“I think, by all accounts, it must be tainted money,” said Mrs. Weeks, “but I don't know any better way of making dirty money clean than by doing a little good with it.”
So she kept the donation intact against the coming of the Christmas, and then she devoted it to filling many Christmas dinner baskets and many Christmas stockings for the families of shanty-boaters, whose floating domiciles clustered like a flock of very disreputable water fowl down by the willows, below town, these shiftless river gypsies being included among Mrs. Weeks' favourite wards.
Meanwhile, for upward of a week after the hold-up no steps of whatsoever nature were taken by the members of the police force. For the matter of that, no steps which might be called authoritative or in strict accordance with the statutes made and provided were ever taken by them or any one of them. But one evening the acting head of the department went forth upon a private mission. Our regular chief, Gabe Henley, was laid up that fall, bedfast with inflammatory rheumatism, and the fact of his being for the time an invalid may possibly help to explain a good deal, seeing that Gabe had the name for both honesty and earnestness in the discharge of his duties, even if he did fall some degrees short of the mental stature of an intellectual giant.

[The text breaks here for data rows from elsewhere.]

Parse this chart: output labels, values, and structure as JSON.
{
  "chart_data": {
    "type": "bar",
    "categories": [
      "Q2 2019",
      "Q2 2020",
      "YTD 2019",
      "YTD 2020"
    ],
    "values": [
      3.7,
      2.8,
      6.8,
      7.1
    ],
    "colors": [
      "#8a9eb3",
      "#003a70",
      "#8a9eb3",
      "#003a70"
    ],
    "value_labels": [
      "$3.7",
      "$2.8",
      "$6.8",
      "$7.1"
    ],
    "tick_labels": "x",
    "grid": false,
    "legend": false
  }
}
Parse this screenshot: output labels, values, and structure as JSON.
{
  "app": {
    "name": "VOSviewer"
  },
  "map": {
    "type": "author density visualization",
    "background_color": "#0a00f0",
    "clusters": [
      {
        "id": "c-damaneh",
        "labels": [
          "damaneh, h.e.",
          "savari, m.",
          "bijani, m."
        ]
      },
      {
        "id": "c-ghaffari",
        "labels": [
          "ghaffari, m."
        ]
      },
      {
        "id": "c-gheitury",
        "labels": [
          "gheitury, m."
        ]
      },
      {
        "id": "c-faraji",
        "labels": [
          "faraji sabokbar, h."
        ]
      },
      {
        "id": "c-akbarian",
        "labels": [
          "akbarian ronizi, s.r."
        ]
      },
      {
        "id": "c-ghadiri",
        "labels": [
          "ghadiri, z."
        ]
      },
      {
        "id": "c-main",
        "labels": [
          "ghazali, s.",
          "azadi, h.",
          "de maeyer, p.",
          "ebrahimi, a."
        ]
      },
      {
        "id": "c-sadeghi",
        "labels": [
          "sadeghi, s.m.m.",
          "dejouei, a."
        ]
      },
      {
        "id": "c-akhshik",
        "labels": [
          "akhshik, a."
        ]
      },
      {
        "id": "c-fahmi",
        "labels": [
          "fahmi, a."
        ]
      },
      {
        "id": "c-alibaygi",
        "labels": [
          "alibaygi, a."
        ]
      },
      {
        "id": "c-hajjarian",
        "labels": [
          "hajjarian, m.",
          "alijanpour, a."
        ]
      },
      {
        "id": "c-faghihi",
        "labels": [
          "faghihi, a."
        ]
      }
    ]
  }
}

So it was the acting chief—he resigned shortly thereafter, as I recall—who took it upon himself to pay a sort of domiciliary visit to the three-room cottage where the Widow Norfleet lived with her son Eddie and took in sewing. He bore no warrant qualifying him for violent entry, search of the premises or seizure of the person, and perhaps that was why he made no effort to force his way within the little house; or maybe he desired only to put a few pointed questions to the head of the house. So while he stood at the locked front door, knocking until his knuckles stung him and his patience had become quite utterly exhausted, a woman let herself out at the back of the house and ran bareheaded through an alley which opened into Clay Street, Clay Street being the next street to the west. When she returned home again at the end of perhaps half an hour a peep through a hooded and shuttered front window revealed to her that the brass-buttoned caller had departed.
It was the next morning, to follow with chronological exactitude the sequence of this narrative, that our efficient young commonwealth's attorney, Jerome G. Flournoy, let himself into the chambers of the circuit judge. Mr. Flournoy wore between his brows a little V of perplexity. But Judge Priest, whom he found sitting by a grate fire stoking away at his cob pipe, appeared to have not a single care concealed anywhere about his person. Certainly his forehead was free of those wrinkles which are presumed to denote troublesomeness of thought on the inside.
“Judge,” began Mr. Flournoy, without any prolonged preliminaries, “I'm afraid I'm going to have to take up that Blue Jug affair. And I do hate mightily to do it, seeing what the consequences are liable to be. So I thought I'd talk it over with you first, if you don't mind.”
“Son,” whined Judge Priest, and to Mr. Flournoy it seemed that the phantom shadow of a wink rested for the twentieth part of a second on the old judge's left eyelid, “speakin' officially, it's barely possible that I don't know whut case you have reference to.”
“Well, unofficially then, you're bound to have heard the talk that's going round town,” said Mr. Flournoy. “Nobody's talked of anything else much this past week, so far as I've been able to notice. Just between you and me, Judge, I made up my mind, right from the first, that unless it was crowded on me I wasn't going to take cognisance of the thing at all. That's the principal reason why I haven't mentioned the subject in your presence before now. As a private citizen, it struck me that that short-waisted crook got exactly what was coming to him, especially as I never heard of bad money being put to better purposes. But aside from what he lost in cash—and I reckon he doesn't think any more of a silver dollar than you do of both your legs—it made him the laughing stock of twenty thousand people, and more particularly after the true inside facts began to circulate.”
“Now that you mention it, son,” remarked Judge Priest blandly, “it strikes me that I did ketch the distant sound of gigglin' here and there durin' the past few days.”
“That's just it—the giggling must've got under the scoundrel's hide finally. I gather that at the beginning Magee made up his mind to keep his mouth shut and just take his medicine. But I figure him for the kind that can't stand being laughed at very long—and his own gang have just naturally been laughing him to death all week. Anyhow, he came to my house today right after breakfast, and called on me as the commonwealth's attorney to put the facts before the Grand Jury when it convenes next Monday for the fall term. He's even willing to testify himself, he says. And he says he can prove what went with the money that he lost that night—or most of it—and what became of the rest of it.